B. Macam-Macam Debus
 Di Banten ada beberapa macam debus, yakni debus al-madad, surosowan dan langitan. Dinamakan debus al-madad (artinya meminta bantuan atau pertolongan) karena para pemainnya setiap kali melakukan aksinya selalu mengucapkan kata-kata al-madad, yang seolah menggambarkan bahwa tindakan ini didasarkan atas pertolongan dari Allah SWT. Debus al-madad merupakan debus yang paling berat karena untuk melakukan permainan ini khalifahnya (pemimpin group) harus melakukan amalan yang sangat panjang dan berat. Amalan-amalan khalifah debus ini diambil dari tarekat Rifa’iyah atau Qodariyah. Sehingga seseorang yang mendapat ijazah untuk menjadi khalifah dari permainan debus ini adalah mereka yang telah dianggap mampu atau lulus menempuh suatu perjalanan panjang dalam mengamalkan suatu do’a-do’a tertentu, melaksanakan puasa dan meditasi lama.
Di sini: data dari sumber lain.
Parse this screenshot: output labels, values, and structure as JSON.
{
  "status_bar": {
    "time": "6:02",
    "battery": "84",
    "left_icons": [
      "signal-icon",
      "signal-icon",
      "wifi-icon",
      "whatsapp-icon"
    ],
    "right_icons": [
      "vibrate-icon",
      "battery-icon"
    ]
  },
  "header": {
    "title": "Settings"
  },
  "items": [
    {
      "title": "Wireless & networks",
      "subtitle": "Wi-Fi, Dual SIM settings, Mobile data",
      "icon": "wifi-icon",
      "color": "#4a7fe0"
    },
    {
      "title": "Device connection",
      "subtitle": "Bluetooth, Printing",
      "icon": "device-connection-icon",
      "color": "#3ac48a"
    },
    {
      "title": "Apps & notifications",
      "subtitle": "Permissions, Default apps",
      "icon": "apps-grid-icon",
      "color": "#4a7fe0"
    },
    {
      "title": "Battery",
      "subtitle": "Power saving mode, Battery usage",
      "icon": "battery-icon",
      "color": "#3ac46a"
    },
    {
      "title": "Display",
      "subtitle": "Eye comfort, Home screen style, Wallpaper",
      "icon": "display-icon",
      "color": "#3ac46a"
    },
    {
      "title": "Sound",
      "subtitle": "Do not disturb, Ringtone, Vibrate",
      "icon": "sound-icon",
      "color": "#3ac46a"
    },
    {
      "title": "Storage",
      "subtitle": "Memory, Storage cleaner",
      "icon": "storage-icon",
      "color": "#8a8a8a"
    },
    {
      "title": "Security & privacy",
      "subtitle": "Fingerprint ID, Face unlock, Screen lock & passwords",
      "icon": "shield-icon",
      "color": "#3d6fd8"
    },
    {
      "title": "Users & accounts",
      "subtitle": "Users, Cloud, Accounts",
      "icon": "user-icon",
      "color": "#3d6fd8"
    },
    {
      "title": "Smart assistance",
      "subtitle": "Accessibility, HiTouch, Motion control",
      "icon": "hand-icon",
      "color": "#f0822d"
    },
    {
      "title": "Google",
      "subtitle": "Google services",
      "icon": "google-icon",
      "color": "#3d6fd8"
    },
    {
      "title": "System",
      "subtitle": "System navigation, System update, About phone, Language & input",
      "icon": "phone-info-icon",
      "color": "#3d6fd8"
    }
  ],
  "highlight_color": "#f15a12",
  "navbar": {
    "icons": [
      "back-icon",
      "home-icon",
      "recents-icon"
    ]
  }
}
Sedangkan, debus surosowan adalah permainan debus yang tidak memerlukan kemampuan yang tinggi. Karena itu, permainan debus ini bisa dilakukan oleh para remaja. Nama “Surosowan” berkaitan dengan nama istana Kesultanan Banten. Nampaknya semenjak awal debus ini memang ditujukan untuk pertunjukan di Istana Surosowan pada masa Kesultanan Banten bukan untuk mendapatkan kesaktian. Hal ini berbeda dengan debus al-madad yang selain dipergunakan untuk pertunjukan juga dipergunakan untuk kesaktian atau pengobatan.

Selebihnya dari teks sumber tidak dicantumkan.